I managed to enable the download via headless chrome with the following code:

driver.command_executor._commands["send_command"] = ("POST", '/session/$sessionId/chromium/send_command')
params = {'cmd': 'Page.setDownloadBehavior', 'params': {'behavior': 'allow', 'downloadPath': download_dir}}
command_result = driver.execute("send_command", params)

But I was unable to download pdf files, even though I used this as preferences when running chrome:

options = Options()
profile = {"plugins.plugins_list": [{"enabled": False, "name": "Chrome PDF Viewer"}],  # Disable Chrome's PDF Viewer
           "profile.default_content_settings.popups": 0, # Disable download file dialog
           "download.default_directory": download_dir,
           "download.prompt_for_download": False,  # To auto download the file
           "download.extensions_to_open": "applications/pdf",
           "download.directory_upgrade": True,
           "plugins.always_open_pdf_externally": True,  # It will not show PDF directly in chrome
           "safebrowsing.enabled": False,
           "safebrowsing.disable_download_protection": True
           }
options.add_experimental_option('prefs', profile)

So my problem now is to download pdf files :(

Does it happen only for pdfs?

Yeah. Maybe the problem is with the website I'm accessing, which is causing some restriction due to the use of headless chrome. But how do i find this out? :(

I'm switching the driver to the new tab that opens when I click to download, and if I try to take a screenshot or get the current URL of the new tab, I get a timeout error. So I think that new tab, that should automatically start the download, is crashing for some reason I don't know.

Could it be running out of memory? If a process hits 3GiB it will run out and exit. But if that were happening, you'd receive an email telling you; I've checked and your account is set up to receive those messages. Have you seen anything like that in your inbox?

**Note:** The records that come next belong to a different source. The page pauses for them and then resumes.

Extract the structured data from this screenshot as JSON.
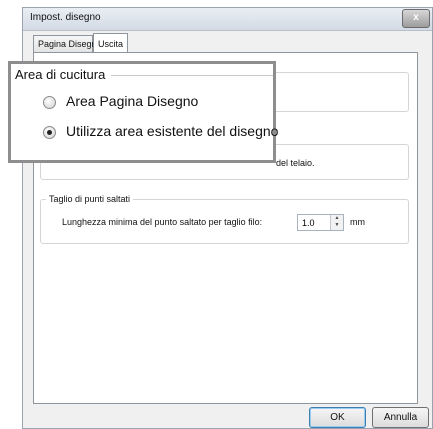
{
  "window": {
    "title": "Impost. disegno",
    "close_glyph": "x"
  },
  "tabs": [
    {
      "label": "Pagina Disegno",
      "active": false
    },
    {
      "label": "Uscita",
      "active": true
    }
  ],
  "frame_note": "del telaio.",
  "jump_cut": {
    "group_title": "Taglio di punti saltati",
    "field_label": "Lunghezza minima del punto saltato per taglio filo:",
    "value": "1.0",
    "unit": "mm"
  },
  "sewing_area": {
    "title": "Area di cucitura",
    "options": [
      {
        "label": "Area Pagina Disegno",
        "selected": false
      },
      {
        "label": "Utilizza area esistente del disegno",
        "selected": true
      }
    ]
  },
  "buttons": {
    "ok": "OK",
    "cancel": "Annulla"
  }
}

I didn't receive any message saying anything like that :(

What can I do now?

If you're getting a timeout, that suggests that either the tab is doing its job and downloading the file so you can't access it or that it has crashed. I don't really have any idea how you might go about finding that out. If the service that you're trying to use has protections that prevent downloads from automated tools there is, unfortunately, not much you can do about that.

The service has no protections that prevent downloads of automated tools. Exactly the same code I am using here is working perfectly on another Cloud IDE and on my personal computer as well. Perhaps it is some permission on your platform that is preventing my program from downloading the pdf file from the website that I need. The file was to be downloaded, but the download does not happen.

The only thing I can think of then is that perhaps you do not have write permissions to the directory that you're trying to download into or that, perhaps, the directory does not exist.

I tried everything, but your service did not serve me as I expected. Unfortunately I am going to switch to a competitor that meets my needs.

I have just downgraded my account. It would be nice if you could refund the money. Thanks!

Sure, no problem -- that's done now.